I saw some reviewer recently acting like a Mirage was a great deal at like $18,000. A new Chevy Trax isn’t much more than that. If a new Mirage was $12,000, then great. At $18,000, I think there are better optiosn.
Mitsubishi’s uncommon in this area, but your Mirage deal seems interesting, want to know more. What’s the car’s configuration? Engine displacement, cylinders? Direct injection or port? Trans, auto or manual? If manual, how many forward gears? Brakes, disc all 4, or front disc, rear drum? ABS equipped I presume. I presume it also has A/C. Gadgets and gizmos category: Roll up or power windows? any dashboard and console weirdness? back-up camera? collision avoidance, lane departure warning?
I got a DE which is the base model. I wanted it as simple and basic as it came, especially with a car this cheap.
I got a manual transmission which seems to be the way to go. Autos/CVTs tend to fail at about 120,000 miles or so. Manuals go forever if you drive them right and change the fluid once in a while. The engine is a 3 cylinder 1.2 liter. These also live long lives if treated decently.
It has automatic windows, bluetooth radio although that is cheap, ABS, front disc/rear drum, port injection, AC/heat, etc. There was no touch screen although higher end ones come with that (no thanks). Also, I think a backup camera was optional but became standard in the next model year.
The dashboard is pretty straightforward but nothing fancy at all. It uses about as cheap of a plastic as they come. The factory radio is complete junk. It is AM/FM/CD. The buttons failed and got a mind of their own. This is like the ONE THING not covered by the pretty extensive factory warranty and they were going to charge me $200 to replace it with the same garbage. I bought a Kenwood for like $100 which is a much better deal. I guess that is really the only problem I had with this car.
It is a pretty simple car but has been dead solid reliable for both of us. Those wanting the ride of a Bentley should go elsewhere but for basic transport without a lot of complication, you cannot go wrong.

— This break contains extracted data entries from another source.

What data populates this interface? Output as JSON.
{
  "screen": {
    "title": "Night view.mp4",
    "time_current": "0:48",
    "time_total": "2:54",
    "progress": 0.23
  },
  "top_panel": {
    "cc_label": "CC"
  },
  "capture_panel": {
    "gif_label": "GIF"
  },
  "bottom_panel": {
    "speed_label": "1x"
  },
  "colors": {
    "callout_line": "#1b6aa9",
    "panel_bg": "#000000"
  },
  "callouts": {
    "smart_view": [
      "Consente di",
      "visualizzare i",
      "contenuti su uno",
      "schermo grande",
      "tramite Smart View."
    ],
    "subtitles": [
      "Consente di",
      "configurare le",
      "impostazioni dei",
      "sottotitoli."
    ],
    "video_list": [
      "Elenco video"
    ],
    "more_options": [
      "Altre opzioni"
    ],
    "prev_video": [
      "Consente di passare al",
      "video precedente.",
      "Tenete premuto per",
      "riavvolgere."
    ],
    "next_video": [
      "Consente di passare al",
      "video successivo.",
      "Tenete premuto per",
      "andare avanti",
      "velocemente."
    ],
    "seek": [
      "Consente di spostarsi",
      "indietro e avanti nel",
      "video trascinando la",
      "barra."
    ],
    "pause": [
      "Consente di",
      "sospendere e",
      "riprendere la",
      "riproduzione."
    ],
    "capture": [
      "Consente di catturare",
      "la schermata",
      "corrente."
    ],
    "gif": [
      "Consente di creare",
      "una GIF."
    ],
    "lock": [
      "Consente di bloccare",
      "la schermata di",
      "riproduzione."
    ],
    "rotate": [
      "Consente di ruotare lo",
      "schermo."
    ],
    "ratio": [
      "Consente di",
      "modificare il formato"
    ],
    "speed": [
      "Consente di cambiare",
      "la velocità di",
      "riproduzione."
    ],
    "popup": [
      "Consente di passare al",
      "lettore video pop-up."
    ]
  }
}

Probably not as basic as my 50 year old truck. Sort of hard to believe, but the entire instrument cluster is attached by 4 screws, w/the Phillips heads showing front and center. Takes about 5 minutes to remove it, requires only a screwdriver. Many would be car-purchasers would complain about visible fasteners in the passenger compartment, but you know, I never noticed those screw-heads for 40 years, until one day I had to remove the cluster for a look-see. Then I was very thankful for the simplicity they provided.

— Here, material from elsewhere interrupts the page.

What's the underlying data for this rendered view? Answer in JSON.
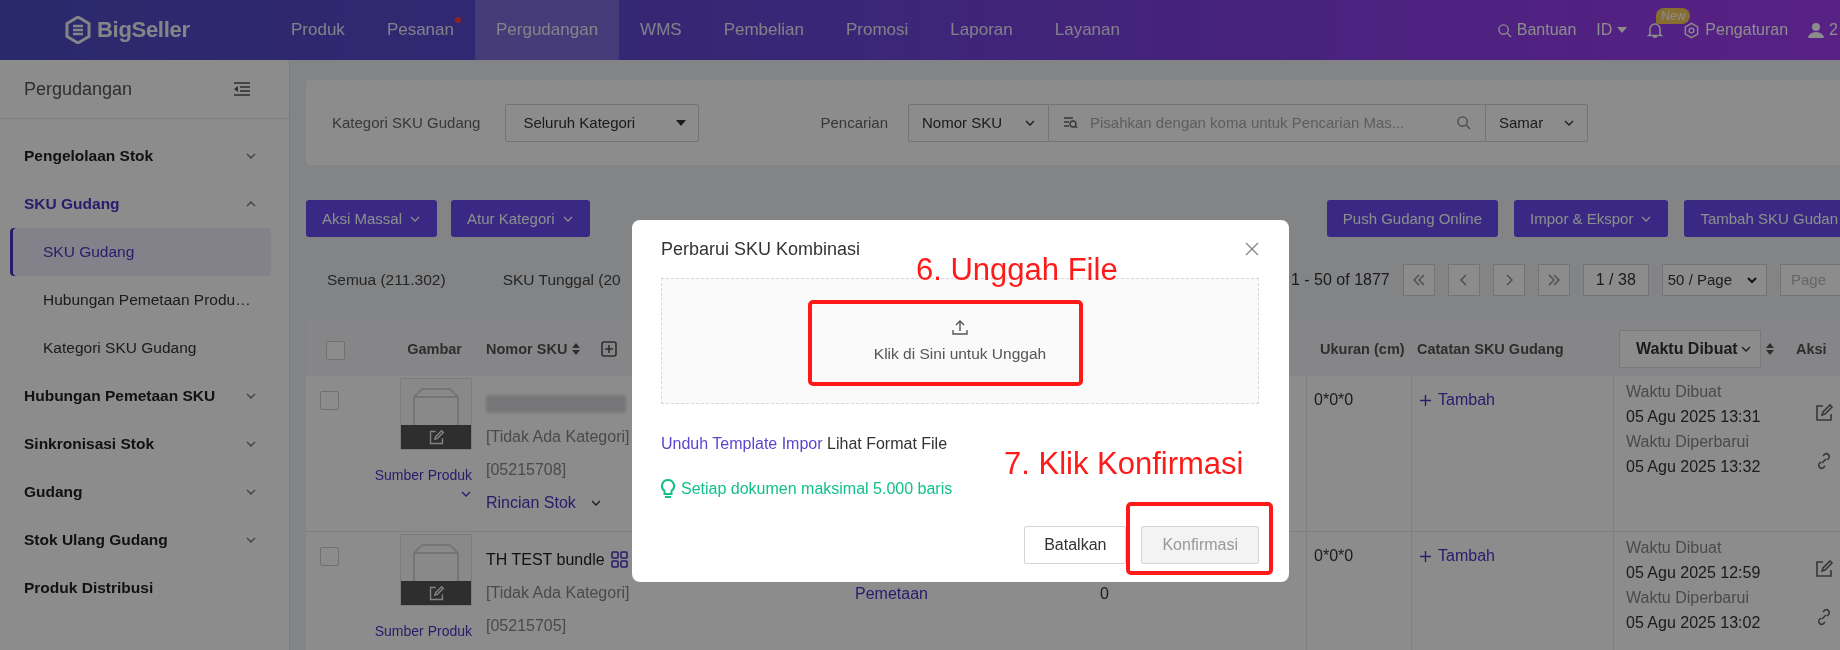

Wonder if folks buying a new car these days, if they had the option of one with visible fasteners vs no fasteners showing, if they’d choose the visible-fasteners-ok option if the price was $2500 less? And the expected hourly labor charge over the life of the vehicle was also $2500 less, for a total saving of $5000?

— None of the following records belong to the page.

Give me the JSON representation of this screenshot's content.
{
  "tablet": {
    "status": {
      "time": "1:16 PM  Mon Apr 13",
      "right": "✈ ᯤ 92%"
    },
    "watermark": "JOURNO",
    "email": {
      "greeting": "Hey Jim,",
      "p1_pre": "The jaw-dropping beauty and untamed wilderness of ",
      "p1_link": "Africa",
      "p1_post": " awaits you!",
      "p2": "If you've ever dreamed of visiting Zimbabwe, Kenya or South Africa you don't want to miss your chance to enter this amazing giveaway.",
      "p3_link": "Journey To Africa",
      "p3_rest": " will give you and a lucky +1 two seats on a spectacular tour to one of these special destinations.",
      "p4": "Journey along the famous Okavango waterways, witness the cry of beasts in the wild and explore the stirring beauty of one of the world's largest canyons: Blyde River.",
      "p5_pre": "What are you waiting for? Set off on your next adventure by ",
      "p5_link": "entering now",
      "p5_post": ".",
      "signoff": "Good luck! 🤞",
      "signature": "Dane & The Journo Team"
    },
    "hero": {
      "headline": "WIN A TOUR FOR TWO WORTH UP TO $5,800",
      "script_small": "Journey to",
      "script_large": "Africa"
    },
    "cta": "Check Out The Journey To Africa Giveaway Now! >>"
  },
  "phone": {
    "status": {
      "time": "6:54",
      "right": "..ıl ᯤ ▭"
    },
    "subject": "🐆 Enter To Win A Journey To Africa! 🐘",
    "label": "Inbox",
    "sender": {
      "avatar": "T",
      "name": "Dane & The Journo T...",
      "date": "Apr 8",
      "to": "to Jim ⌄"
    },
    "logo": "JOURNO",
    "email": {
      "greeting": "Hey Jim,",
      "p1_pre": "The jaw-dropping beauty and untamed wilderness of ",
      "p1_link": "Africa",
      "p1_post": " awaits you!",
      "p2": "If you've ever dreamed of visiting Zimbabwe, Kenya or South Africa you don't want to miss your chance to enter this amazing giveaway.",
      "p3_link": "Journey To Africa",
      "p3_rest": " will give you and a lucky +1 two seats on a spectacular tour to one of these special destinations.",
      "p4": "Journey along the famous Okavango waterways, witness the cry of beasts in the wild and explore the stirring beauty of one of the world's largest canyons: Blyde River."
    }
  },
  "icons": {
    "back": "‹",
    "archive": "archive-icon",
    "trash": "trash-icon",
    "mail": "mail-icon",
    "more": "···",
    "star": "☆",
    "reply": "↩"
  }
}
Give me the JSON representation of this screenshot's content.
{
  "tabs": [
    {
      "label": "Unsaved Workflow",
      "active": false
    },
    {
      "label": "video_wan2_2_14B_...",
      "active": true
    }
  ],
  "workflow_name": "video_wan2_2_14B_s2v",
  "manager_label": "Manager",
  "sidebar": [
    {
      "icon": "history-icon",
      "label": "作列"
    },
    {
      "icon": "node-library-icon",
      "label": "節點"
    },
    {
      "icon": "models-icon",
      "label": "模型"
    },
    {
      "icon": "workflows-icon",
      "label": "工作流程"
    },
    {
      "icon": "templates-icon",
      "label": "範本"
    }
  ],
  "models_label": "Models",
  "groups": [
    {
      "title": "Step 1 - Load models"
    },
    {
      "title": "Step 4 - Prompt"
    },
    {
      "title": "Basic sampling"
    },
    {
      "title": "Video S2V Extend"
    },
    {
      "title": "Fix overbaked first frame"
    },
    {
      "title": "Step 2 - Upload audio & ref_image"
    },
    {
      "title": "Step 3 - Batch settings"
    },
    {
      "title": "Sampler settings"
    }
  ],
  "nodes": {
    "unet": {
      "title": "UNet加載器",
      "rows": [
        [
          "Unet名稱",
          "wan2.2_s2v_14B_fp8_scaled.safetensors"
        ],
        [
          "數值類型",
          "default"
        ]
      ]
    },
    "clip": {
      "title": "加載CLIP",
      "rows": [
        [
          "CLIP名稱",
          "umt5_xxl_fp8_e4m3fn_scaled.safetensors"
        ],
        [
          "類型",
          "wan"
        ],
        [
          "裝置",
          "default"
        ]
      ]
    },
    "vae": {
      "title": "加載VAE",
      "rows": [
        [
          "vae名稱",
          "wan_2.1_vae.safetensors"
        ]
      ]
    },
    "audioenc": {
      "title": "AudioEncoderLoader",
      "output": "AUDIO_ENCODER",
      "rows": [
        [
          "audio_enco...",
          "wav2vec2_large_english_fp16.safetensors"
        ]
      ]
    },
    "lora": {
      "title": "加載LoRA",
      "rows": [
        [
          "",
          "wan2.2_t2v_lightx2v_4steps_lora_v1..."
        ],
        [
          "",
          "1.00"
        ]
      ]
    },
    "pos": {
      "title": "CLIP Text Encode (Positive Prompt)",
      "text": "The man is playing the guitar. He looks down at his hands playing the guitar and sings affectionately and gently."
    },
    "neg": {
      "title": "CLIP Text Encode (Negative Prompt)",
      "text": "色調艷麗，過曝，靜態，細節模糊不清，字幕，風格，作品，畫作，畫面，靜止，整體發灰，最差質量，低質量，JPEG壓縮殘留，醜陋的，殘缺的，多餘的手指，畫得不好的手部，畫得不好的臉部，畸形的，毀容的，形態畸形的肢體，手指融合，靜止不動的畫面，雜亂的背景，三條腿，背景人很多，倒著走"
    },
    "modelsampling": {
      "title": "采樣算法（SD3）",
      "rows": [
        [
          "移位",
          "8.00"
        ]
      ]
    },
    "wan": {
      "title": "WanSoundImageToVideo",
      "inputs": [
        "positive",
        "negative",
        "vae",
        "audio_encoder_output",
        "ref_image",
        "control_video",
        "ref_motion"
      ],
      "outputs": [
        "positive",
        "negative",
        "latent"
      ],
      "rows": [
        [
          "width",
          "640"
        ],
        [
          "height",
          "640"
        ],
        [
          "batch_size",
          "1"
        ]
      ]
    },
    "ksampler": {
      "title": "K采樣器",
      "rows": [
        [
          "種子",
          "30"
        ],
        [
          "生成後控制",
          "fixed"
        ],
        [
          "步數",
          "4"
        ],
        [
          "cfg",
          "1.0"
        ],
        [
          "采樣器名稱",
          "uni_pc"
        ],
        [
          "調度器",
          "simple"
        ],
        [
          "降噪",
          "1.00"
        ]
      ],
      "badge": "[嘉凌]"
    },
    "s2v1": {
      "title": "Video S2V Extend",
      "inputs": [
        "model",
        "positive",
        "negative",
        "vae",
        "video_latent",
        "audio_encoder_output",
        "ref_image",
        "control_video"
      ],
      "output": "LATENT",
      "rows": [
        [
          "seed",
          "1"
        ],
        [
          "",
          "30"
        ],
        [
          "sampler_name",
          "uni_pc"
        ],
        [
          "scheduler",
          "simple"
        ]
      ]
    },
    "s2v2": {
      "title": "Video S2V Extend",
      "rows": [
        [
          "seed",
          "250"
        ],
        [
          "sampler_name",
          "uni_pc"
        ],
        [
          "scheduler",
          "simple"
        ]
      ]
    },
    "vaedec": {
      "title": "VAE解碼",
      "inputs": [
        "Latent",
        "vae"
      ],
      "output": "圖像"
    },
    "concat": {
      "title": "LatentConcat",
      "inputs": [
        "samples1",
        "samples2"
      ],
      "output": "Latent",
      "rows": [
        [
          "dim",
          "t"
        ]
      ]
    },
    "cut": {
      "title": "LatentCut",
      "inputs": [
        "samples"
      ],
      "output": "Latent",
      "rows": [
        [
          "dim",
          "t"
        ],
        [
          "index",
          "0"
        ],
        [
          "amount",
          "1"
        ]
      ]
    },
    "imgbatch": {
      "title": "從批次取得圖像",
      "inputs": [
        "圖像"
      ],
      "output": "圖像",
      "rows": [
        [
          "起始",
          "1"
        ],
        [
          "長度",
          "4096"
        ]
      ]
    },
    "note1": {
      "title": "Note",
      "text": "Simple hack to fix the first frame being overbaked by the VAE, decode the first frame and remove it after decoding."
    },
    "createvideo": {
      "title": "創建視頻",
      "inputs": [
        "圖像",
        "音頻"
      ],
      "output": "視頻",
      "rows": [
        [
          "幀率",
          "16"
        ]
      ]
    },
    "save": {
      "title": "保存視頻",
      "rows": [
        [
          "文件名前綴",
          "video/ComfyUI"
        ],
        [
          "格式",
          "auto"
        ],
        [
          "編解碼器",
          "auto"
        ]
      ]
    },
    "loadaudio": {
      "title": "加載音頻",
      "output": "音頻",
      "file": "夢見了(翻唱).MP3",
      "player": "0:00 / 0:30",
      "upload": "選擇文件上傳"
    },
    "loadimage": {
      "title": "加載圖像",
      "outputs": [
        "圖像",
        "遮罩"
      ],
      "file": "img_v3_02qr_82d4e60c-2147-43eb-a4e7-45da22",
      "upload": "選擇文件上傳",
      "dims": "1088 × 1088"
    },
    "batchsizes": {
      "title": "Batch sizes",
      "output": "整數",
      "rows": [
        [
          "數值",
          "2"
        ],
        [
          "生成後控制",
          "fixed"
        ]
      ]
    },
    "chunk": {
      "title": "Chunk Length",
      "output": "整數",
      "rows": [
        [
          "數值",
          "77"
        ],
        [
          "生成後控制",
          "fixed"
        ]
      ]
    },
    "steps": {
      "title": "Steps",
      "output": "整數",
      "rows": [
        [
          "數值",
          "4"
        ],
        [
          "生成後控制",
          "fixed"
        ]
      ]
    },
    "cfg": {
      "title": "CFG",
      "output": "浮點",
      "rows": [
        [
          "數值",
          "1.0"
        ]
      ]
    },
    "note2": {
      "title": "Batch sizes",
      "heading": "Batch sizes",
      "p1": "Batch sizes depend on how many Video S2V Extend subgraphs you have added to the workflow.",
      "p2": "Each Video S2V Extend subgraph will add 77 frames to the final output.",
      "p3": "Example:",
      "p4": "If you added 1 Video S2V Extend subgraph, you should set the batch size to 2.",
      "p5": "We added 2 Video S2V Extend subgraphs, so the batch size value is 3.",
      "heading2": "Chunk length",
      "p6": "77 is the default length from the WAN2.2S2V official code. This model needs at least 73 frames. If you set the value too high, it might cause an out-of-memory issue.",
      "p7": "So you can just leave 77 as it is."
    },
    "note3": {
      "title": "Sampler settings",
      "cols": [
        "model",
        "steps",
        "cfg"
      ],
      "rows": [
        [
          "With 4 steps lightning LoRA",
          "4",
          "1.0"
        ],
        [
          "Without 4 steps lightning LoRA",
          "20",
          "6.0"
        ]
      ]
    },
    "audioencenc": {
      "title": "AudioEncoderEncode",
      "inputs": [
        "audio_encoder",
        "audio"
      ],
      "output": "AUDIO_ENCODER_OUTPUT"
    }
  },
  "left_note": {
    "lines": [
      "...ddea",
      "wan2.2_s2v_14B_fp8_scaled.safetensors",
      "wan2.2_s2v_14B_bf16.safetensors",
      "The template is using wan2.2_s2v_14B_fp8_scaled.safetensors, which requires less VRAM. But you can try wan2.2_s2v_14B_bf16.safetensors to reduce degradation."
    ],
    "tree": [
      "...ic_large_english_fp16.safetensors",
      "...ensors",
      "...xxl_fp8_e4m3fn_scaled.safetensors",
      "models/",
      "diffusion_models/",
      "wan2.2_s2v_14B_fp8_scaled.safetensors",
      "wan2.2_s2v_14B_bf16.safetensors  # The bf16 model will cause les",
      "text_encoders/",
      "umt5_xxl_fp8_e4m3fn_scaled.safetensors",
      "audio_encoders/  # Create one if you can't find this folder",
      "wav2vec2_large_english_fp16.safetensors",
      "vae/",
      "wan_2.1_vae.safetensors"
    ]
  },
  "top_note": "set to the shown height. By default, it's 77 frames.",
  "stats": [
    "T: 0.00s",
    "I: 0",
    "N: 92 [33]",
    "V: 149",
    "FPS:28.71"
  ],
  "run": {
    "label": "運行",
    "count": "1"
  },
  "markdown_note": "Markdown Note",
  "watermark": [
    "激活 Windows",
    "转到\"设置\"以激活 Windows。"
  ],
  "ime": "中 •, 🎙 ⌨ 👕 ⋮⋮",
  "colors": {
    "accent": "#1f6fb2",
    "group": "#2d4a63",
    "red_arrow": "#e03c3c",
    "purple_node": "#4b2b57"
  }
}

Thanks for providing the technical info, looks pretty good to me. Of course I’d be perfectly happy w/one of those foreign-job 2CV’s with 30 hp engines as my daily-driver too … …lol …
One more query if you don’t mind, what sort of wheels does your Mirage come with? Steel or alloy? 13" or other?
My base model came with 14 inch STEEL tires/rims. They sell upgraded 15 inch alloys in the higher trim levels. I considered upgrading to better rims when I needed new tires the first time as the 15 inch tires are more common, have more options to choose from, and cost less. I couldn’t find any decent prices on rims and I didn’t know what used or generic steel ones would fit so just stayed with the stock rims and bought more 14 inch tires. If I ever came across 15’s, I would go for it but have never seen a decent price and don’t really actively look either.
The dash on the base model has a replaceable radio which I like. I agree that maybe my tastes and yours are not for everyone but the simplicity of this car was one reason I went for it. Fasteners are not visible but you have to pop little clips loose and it just comes apart. I seem to recall some screws holding the radio and brackets in position under the bezel you pop loose but that was it. Fasteners were hidden as you mention. It is definitely more complex than a 50 year old dash but not like many modern ones that require several thousand dollars just to work on the dash. I changed the radio myself like I have done in 1990’s-2000’s era cars.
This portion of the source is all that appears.